U-Bix failed to comply with the procedural due process of dismissing an employee. In another vein, the Court finds that U-Bix and Bravo failed to comply with the procedural requirements for a valid dismissal. Hollero being a manager did not excuse them from observing such procedural requirements.

The notice does not inform outright the employee that an investigation will be conducted on the charges particularized therein which, if proven, will result to her dismissal. It does not contain a plain statement of the charges of malfeasance or misfeasance nor categorically state the effect on her employment if the charges are proven to be true. It does not apprise Hollero of possible dismissal should her explanation prove unsatisfactory. Besides, the U-Bix and Bravo did not even establish that Hollero received the memorandum.

Neither did U-Bix and Bravo show that they conducted a hearing or conference during which Hollero, with the assistance of counsel if she so desired, had opportunity to respond to the charge, present her evidence, or rebut the evidence presented against her.
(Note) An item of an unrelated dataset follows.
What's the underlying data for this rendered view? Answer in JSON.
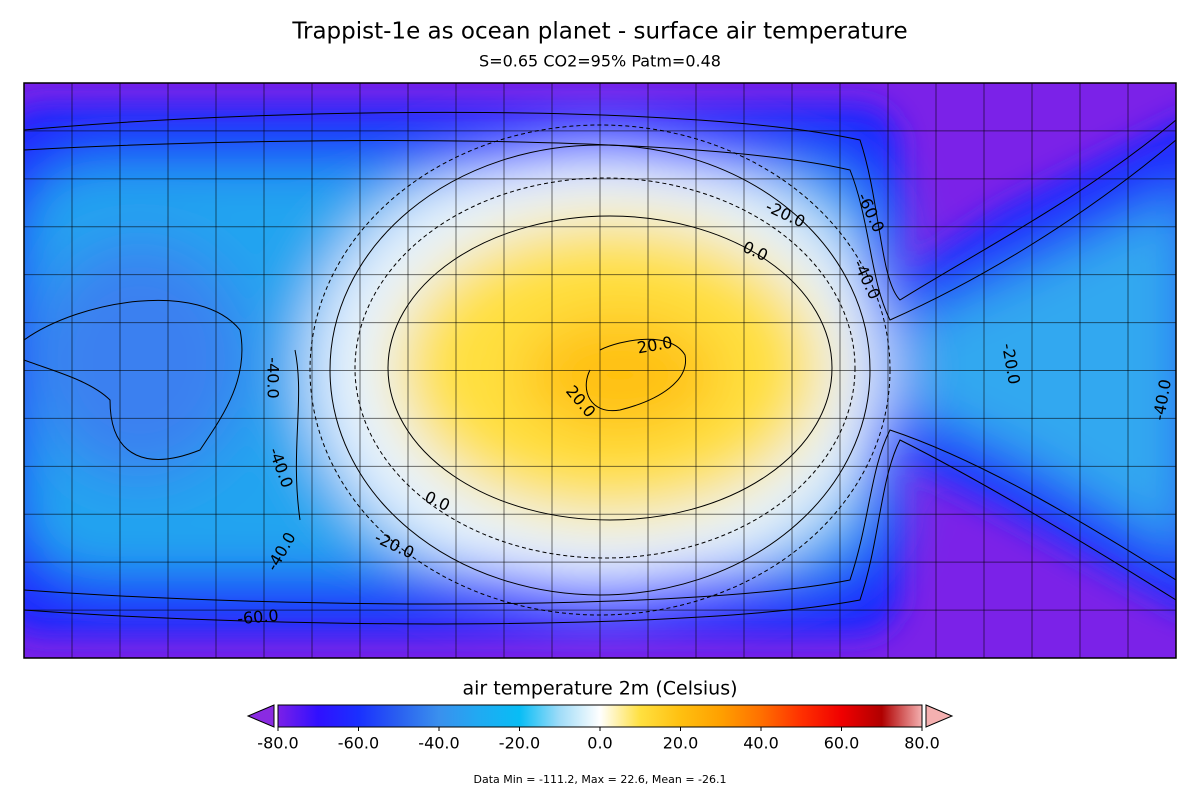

The meeting with Hollero on December 23, 1996 did not satisfy the hearing requirement, for Hollero was not given the opportunity to avail herself of counsel.

Article 277(b) of the Labor Code mandates that an employer who seeks to dismiss an employee must ―afford the latter ample opportunity to be heard and to defend himself with the assistance of his representative if he so desires.‖ Expounding on this provision, the Court held that ―'[a]mple opportunity’ connotes every kind of assistance that management must accord the employee to enable him to prepare adequately for his defense including legal representation‖.